Martes. Día de elecciones. El clamor de la campaña ha ensuciado el aire durante meses. El mundo libre está eligiendo a su nuevo y supremo líder. Los coches y camionetas con altavoces avanzan con gran estruendo por Broadway, vomitando consignas. ¡Nuestro nuevo presidente! ¡El hombre para todos los Estados Unidos! ¡Voten! ¡Voten! ¡Voten!¡Voten por X! ¡Voten por Y! Palabras vacías que se fusionan y confunden, que fluyen. Republócrata. Demicano. Bum.

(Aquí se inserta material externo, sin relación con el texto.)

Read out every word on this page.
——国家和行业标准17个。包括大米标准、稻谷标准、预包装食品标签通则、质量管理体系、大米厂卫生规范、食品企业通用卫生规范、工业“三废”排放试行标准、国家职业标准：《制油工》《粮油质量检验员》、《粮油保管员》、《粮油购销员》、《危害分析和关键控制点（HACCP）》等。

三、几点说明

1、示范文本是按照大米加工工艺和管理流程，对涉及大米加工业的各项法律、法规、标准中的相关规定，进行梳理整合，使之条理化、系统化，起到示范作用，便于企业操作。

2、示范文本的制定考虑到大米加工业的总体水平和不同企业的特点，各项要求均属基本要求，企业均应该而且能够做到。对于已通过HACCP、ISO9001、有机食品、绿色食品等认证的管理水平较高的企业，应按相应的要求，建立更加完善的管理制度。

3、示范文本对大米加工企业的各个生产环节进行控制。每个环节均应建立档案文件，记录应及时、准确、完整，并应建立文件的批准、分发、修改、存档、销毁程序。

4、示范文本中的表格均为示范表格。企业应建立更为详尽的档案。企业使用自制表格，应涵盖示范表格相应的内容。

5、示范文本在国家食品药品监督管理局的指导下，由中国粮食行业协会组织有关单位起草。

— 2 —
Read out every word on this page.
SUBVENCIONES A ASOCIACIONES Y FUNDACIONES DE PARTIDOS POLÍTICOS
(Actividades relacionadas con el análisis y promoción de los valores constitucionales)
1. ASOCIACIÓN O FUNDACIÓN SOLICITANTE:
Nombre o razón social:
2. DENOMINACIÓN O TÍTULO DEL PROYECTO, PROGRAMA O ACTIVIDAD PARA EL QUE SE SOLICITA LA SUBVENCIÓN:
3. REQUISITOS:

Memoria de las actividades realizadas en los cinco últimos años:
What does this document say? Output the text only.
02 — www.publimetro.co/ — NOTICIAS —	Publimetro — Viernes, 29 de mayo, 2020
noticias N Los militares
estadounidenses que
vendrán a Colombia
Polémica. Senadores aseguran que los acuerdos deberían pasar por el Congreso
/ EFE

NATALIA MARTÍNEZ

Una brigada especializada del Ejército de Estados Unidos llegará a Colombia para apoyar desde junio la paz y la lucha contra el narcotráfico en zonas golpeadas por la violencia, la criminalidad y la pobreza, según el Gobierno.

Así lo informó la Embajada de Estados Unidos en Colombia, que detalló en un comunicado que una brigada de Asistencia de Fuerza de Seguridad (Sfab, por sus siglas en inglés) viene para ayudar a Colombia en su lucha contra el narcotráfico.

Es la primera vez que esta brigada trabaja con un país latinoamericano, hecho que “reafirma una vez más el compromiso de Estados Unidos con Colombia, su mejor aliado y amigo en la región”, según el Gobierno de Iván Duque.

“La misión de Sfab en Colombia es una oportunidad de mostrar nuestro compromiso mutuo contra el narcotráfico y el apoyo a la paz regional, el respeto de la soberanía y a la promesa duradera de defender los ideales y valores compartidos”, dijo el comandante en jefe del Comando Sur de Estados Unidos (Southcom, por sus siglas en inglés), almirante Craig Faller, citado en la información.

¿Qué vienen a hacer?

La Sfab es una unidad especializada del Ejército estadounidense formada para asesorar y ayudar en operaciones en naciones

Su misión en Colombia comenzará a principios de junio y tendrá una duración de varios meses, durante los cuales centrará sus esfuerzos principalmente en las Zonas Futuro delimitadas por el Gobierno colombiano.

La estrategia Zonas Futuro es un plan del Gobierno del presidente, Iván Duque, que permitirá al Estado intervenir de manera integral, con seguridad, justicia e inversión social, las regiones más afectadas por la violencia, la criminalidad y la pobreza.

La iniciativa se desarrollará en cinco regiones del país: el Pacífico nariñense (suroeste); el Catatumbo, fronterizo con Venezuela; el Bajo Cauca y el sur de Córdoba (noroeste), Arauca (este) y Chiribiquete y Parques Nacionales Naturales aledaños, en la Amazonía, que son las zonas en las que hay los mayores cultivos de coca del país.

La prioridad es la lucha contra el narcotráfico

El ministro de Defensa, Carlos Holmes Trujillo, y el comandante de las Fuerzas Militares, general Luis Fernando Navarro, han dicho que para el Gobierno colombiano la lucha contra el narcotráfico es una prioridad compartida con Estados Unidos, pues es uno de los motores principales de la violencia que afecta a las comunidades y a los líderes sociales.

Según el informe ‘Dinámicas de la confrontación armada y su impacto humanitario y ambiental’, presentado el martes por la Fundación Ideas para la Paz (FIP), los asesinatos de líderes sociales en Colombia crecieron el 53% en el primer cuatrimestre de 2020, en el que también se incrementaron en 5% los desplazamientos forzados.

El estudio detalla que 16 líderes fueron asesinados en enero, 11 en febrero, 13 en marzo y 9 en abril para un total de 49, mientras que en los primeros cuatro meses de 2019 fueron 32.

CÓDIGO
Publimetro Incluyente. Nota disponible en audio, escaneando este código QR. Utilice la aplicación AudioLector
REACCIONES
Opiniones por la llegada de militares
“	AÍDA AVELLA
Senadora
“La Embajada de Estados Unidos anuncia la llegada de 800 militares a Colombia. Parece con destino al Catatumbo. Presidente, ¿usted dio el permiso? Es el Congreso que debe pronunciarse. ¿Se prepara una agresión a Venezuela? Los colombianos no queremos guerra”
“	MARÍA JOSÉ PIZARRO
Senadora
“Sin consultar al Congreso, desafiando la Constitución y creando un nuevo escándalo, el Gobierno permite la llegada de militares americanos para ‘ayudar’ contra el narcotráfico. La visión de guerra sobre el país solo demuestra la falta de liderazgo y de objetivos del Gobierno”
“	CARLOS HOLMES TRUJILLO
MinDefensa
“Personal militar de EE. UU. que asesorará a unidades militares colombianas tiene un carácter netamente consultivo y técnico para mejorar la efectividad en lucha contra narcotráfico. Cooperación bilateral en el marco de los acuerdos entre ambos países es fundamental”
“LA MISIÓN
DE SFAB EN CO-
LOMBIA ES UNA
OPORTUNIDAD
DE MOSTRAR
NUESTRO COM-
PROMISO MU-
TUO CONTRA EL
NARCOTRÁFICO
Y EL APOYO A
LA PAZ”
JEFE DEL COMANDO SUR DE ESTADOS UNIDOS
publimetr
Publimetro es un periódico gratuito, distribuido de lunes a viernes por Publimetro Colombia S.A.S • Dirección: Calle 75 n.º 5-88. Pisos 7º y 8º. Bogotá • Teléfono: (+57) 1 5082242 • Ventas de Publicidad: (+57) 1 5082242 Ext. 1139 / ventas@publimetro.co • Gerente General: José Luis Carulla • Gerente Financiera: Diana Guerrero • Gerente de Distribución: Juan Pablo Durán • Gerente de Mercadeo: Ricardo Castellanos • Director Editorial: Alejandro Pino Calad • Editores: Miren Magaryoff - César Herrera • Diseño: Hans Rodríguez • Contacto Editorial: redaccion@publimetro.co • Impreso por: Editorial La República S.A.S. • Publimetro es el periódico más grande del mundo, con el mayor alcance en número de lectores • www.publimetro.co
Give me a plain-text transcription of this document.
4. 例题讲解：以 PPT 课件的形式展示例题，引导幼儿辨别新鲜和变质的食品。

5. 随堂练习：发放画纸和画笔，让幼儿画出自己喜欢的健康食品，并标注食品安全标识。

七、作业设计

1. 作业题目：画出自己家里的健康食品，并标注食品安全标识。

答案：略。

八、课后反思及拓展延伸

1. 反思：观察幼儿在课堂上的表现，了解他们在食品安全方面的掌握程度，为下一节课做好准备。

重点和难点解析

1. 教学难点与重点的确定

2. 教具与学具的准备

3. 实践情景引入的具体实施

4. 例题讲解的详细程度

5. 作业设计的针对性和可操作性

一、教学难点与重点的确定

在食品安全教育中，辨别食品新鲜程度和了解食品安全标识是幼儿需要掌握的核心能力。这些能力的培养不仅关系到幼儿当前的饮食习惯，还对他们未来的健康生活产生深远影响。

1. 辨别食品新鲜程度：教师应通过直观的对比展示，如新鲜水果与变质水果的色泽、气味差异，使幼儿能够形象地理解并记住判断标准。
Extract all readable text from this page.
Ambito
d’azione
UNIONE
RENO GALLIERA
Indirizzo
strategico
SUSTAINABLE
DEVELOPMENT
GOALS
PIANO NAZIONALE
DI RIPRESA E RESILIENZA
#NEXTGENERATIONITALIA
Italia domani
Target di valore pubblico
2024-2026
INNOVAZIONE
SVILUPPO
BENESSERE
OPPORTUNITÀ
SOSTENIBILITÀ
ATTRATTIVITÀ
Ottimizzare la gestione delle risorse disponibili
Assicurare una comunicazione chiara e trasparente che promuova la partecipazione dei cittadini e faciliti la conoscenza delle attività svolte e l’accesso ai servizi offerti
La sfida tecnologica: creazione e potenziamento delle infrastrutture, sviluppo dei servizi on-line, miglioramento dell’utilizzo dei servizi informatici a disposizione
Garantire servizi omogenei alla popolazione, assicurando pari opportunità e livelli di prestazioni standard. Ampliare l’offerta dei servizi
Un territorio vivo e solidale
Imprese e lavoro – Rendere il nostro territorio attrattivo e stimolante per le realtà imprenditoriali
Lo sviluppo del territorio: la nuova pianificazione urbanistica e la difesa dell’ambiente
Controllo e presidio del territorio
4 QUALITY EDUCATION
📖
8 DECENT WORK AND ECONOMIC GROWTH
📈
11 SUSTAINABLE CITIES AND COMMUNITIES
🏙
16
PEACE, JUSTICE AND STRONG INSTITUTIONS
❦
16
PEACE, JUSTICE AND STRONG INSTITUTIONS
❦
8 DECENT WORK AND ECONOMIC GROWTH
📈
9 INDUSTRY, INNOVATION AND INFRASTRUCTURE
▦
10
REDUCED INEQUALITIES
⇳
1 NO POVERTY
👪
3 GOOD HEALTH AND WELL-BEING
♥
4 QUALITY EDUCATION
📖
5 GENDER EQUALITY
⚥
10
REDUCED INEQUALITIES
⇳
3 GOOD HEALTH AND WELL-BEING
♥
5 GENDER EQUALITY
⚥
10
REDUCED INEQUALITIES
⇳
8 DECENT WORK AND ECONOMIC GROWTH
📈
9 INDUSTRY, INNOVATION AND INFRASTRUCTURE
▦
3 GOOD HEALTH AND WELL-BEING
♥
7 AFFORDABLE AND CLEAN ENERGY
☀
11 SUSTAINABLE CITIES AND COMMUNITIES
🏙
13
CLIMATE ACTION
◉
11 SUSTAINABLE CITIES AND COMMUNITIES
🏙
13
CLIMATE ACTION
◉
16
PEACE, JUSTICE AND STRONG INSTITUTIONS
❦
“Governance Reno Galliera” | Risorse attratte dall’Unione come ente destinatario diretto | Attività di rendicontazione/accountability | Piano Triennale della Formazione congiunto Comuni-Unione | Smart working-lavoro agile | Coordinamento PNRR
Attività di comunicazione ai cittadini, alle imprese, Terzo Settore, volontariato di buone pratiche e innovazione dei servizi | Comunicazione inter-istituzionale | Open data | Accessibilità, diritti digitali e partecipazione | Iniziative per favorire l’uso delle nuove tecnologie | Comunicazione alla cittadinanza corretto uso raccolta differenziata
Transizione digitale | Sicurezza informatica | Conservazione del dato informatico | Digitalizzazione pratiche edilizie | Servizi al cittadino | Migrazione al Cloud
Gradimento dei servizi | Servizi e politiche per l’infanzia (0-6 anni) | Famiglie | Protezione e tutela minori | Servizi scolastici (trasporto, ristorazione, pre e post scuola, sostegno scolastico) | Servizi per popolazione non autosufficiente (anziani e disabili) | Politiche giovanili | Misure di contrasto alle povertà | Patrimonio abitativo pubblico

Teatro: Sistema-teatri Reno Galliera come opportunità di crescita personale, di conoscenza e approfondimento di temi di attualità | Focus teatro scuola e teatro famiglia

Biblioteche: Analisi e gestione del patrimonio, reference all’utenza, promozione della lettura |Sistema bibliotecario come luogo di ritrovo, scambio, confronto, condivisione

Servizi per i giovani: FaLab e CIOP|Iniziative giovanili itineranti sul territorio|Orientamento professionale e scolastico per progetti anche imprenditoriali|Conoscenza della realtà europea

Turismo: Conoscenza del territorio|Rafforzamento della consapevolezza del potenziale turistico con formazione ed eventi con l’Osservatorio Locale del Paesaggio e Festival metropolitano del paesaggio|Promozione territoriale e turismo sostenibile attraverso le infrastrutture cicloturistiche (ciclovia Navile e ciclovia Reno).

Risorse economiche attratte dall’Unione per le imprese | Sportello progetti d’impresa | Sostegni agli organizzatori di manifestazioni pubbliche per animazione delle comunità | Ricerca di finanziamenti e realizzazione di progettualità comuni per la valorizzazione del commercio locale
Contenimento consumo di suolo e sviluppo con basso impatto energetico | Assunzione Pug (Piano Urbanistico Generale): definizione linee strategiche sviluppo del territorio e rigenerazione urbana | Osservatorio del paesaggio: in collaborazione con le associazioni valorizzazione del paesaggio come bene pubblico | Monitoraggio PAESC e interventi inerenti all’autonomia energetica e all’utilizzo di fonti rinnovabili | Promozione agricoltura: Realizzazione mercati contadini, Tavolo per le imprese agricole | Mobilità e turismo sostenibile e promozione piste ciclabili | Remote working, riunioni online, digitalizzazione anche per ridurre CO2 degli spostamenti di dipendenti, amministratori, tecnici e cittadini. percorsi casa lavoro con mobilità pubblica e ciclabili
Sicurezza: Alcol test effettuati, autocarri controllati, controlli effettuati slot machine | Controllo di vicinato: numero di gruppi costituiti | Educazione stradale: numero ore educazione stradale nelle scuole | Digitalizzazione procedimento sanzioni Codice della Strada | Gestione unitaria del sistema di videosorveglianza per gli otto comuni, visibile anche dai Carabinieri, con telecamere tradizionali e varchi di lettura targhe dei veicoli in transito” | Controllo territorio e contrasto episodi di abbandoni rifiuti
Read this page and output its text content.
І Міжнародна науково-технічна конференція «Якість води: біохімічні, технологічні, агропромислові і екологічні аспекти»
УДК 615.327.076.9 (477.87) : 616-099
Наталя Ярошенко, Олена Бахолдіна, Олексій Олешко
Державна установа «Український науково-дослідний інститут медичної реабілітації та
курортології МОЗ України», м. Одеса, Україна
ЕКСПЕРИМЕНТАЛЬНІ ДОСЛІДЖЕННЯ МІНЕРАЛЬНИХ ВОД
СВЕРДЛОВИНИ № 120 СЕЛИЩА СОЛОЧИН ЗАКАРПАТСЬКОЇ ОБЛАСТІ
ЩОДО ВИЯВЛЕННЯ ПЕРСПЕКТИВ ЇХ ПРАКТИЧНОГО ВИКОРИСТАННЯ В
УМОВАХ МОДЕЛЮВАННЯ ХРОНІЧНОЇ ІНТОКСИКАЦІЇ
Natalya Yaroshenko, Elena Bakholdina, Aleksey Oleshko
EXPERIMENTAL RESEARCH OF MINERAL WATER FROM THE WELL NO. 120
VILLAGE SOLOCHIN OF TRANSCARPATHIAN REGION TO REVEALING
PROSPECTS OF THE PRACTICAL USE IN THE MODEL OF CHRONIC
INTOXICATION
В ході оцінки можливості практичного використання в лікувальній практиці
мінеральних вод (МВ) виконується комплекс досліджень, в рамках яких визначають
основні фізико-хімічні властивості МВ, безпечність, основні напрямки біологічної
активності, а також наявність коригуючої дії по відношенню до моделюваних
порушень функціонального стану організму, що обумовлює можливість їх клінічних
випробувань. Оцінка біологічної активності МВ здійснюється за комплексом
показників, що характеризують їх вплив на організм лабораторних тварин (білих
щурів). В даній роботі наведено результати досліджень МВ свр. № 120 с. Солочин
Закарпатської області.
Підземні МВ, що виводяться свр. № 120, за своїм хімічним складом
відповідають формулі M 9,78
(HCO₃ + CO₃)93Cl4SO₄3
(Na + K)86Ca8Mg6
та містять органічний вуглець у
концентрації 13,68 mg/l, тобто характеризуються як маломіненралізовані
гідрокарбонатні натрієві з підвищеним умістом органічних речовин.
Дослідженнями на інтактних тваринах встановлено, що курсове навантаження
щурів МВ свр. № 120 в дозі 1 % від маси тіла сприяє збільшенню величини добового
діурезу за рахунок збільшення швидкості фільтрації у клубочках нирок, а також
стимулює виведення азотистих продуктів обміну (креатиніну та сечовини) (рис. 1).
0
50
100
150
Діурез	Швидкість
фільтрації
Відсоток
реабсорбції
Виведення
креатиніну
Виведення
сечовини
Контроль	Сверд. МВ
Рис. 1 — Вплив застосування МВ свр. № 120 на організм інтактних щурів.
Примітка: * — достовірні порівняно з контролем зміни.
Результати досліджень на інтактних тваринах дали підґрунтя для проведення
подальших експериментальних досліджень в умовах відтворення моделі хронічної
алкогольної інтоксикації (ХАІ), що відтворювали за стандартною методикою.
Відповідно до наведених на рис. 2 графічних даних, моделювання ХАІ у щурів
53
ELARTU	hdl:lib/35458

¿Por qué tengo que votar? No votaré. Yo no voto. Con toda esa propaganda a mí no me convencen, no formo parte del montaje. Votar es asunto de ellos. Creo que fue en 1968, a finales de aquel otoño, cuando parado frente al Carnegie Hall, pensando en cruzar la calle y entrar en una librería que había allí, de repente, se detuvo todo el tránsito en la Cincuenta y Siete. Un enjambre de policías surgió de la acera como los guerreros de dientes de dragón plantados por Cadmo y, desde el este, una caravana de automóviles se acercó rugiendo y, ¡oh! en una limusina negra venía Richard M. Nixon, presidente electo de los Estados Unidos de América, saludando jovialmente a las masas congregadas. Por fin mi gran oportunidad, pensé. Miraré dentro de su mente y me enteraré de grandes secretos de Estado; descubriré qué es lo que hace que nuestros líderes sean distintos de los mortales comunes. Aunque miré dentro de su mente no les diré lo que encontré allí, sólo les diré que fue más o menos lo que debí haber supuesto que encontraría. A partir de ese día no he tenido nada que ver con la política o los políticos. Hoy me quedo en casa, no voy a votar. Que elijan al próximo presidente sin mi ayuda.